Walsura monophylla
- Conservation status: Endangered (IUCN 3.1)

Scientific classification
- Kingdom: Plantae
- Clade: Tracheophytes
- Clade: Angiosperms
- Clade: Eudicots
- Clade: Rosids
- Order: Sapindales
- Family: Meliaceae
- Genus: Walsura
- Species: W. monophylla
- Binomial name: Walsura monophylla Elmer ex Merr.

= Walsura monophylla =

- Genus: Walsura
- Species: monophylla
- Authority: Elmer ex Merr.
- Conservation status: EN

Species of plant

Walsura monophylla is a plant in the family Meliaceae, native to the Philippines.

==Description==
Walsura monophylla grows as a shrub or tree up to 10 m tall. The species can absorb nickel in high concentrations from the ultramafic soils in its habitat.

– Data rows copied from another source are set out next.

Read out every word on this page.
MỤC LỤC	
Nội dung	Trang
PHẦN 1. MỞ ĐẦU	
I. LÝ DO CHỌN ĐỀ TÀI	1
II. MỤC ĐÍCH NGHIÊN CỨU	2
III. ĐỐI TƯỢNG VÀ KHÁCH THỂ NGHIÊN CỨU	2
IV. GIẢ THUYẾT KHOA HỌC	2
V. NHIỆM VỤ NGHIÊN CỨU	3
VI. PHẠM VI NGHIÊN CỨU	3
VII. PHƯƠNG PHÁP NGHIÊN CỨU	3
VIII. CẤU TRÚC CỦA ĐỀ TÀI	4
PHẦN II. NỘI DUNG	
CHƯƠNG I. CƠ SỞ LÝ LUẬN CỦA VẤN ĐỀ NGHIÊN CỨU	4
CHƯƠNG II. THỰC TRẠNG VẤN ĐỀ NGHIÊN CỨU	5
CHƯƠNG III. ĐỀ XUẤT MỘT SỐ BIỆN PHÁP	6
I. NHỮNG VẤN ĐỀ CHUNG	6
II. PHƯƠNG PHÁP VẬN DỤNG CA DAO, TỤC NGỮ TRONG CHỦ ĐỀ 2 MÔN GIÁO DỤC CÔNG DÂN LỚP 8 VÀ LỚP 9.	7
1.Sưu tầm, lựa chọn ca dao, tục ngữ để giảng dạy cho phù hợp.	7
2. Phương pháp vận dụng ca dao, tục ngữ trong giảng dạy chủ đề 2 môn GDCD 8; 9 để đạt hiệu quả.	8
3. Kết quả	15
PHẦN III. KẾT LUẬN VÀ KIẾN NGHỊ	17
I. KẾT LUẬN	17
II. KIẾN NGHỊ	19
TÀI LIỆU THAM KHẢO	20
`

==Distribution and habitat==
Walsura monophylla is endemic to the Philippines, where it is confined to Palawan. Its habitat is in woodlands, on ultramafic soils, at elevations of around 75 m.

==Conservation==
Walsura monophylla has been assessed as endangered on the IUCN Red List. It is threatened by conversion of its habitat for plantations, agriculture and urban development. It is also threatened by logging for its timber and by mining operations in its habitat.